Shakespeare makes certain that we have little sympathy for ‘the good old man', as Gertrude calls him after his death, since Polonius' final words (apart from his cry in Gertrude's closet) are those of a spy and a flatterer. Although Polonius had suggested the stratagem, he attributes it to Claudius:

‘My lord, he's going to his mother's closet.
Behind the arras I'll convey myself
To hear the process. I'll warrant she'll tax him home,
And as you said — and wisely was it said —
'Tis meet that some more audience than a mother,
Since nature makes them partial, should o'erhear
The speech of vantage.'

Elsewhere in Hamlet, and especially in the immediately following soliloquy of Claudius, we are made acutely aware of the importance of dying in a state of grace. The audience knows that this is not likely to be the case for Polonius.

Beyond the grave

Once he is dead Polonius does not disappear from the play.

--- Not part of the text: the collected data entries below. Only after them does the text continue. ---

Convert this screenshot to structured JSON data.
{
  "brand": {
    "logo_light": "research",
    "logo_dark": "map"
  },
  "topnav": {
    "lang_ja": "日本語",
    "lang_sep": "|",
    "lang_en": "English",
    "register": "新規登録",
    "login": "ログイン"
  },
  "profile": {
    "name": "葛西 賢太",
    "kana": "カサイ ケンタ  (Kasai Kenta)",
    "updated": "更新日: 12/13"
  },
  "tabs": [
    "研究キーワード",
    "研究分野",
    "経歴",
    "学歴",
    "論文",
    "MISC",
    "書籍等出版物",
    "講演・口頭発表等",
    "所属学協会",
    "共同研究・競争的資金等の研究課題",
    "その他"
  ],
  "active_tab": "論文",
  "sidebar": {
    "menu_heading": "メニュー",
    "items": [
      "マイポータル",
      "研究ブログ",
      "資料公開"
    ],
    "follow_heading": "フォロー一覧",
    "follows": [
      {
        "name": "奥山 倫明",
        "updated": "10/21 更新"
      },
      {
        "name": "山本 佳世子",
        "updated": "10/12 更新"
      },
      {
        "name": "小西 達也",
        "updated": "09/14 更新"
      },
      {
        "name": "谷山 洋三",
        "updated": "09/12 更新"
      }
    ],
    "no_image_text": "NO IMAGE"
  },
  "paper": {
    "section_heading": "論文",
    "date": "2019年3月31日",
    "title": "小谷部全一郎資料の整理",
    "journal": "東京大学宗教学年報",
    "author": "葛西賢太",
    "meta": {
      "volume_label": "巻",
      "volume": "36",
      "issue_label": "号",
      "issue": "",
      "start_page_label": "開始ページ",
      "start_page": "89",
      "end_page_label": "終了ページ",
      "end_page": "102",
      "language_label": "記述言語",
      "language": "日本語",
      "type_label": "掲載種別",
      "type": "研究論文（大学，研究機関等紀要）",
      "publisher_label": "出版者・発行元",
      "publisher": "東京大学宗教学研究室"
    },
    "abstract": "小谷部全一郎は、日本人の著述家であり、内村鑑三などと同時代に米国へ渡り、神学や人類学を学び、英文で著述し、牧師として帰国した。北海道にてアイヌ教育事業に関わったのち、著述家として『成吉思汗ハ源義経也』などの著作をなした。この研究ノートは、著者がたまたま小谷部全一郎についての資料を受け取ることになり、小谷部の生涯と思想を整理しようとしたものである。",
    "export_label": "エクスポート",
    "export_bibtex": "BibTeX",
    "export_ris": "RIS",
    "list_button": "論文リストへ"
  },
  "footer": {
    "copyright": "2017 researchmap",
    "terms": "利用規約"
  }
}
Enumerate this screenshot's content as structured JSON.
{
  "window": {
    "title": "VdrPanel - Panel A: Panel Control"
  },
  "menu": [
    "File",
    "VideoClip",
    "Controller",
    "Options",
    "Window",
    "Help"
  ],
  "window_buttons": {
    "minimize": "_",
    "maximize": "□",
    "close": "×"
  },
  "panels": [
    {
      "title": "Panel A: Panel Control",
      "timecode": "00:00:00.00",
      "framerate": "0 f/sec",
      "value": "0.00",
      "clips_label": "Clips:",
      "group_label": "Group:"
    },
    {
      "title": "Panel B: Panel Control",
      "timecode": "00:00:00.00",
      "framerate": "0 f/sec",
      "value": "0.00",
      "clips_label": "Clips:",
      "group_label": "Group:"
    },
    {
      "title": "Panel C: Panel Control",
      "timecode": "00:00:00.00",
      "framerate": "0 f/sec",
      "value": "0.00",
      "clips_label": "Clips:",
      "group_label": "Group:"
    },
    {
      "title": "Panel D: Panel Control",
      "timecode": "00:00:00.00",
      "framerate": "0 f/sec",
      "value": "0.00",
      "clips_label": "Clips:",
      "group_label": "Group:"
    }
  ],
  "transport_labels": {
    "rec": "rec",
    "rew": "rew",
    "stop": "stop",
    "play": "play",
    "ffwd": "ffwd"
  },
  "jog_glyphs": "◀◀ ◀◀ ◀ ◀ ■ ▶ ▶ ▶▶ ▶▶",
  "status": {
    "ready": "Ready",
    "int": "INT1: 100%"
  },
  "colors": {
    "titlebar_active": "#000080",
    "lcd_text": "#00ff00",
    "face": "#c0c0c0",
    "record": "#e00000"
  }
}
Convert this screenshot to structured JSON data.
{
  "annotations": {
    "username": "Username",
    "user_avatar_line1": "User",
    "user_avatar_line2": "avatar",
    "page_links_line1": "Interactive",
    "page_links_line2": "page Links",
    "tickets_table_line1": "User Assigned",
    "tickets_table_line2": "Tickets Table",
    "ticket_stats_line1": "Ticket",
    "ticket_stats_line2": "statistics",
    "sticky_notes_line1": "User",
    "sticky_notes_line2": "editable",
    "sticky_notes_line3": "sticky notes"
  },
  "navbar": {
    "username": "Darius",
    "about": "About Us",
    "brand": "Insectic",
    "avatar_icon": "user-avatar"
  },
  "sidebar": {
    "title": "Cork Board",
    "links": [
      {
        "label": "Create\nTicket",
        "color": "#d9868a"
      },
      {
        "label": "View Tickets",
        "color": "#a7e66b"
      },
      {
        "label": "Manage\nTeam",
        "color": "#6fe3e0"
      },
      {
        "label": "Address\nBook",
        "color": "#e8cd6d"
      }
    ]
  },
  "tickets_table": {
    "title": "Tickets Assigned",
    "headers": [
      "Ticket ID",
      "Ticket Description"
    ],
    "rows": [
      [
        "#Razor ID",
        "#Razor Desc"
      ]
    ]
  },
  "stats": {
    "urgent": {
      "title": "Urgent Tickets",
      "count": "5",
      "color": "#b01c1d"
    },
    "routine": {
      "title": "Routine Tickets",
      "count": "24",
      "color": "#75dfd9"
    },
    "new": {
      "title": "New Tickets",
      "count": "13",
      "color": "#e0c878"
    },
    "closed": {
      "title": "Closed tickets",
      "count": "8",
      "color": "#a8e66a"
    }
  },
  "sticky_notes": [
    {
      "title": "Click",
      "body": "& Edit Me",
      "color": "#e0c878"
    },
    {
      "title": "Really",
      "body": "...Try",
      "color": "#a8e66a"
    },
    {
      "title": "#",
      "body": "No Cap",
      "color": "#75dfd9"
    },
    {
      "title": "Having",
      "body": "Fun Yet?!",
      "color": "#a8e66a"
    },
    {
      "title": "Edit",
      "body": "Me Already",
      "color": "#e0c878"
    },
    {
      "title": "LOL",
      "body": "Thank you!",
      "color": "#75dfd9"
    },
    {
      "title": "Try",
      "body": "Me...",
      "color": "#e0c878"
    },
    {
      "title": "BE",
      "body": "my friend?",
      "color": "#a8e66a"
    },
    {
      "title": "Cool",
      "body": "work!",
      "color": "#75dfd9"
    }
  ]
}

In many ways, he becomes more significant:

  • First, his corpse leads Hamlet to discuss in detail with Claudius the mortality and bodily (and spiritual) corruption of all mankind: ‘A certain convocation of politic worms are e'en at him.'
  • Even more importantly, Polonius is now a murdered father, and his son, who has vanished from the action after Act I scene iii, returns as an avenger, to be set beside Hamlet in the audience's awareness of the problem of revenge
  • We hear that Polonius has been buried ‘in hugger-mugger' — that is, in secrecy; but he is not forgotten by Ophelia, who, far from resenting his interference in her love for Hamlet, shows in her madness a deep and tender grief:
(Sings) ‘They bore him bare-fac'd on the bier,
And in his grave rain'd many a tear'…
‘I would give you some violets, but they withered all when my father died.'

We may never decide quite how we view Polonius, and he can be portrayed very differently in theatrical productions, but this must be due to the various and sometimes contradictory possibilities with which Shakespeare presents us in his characterisation of Polonius.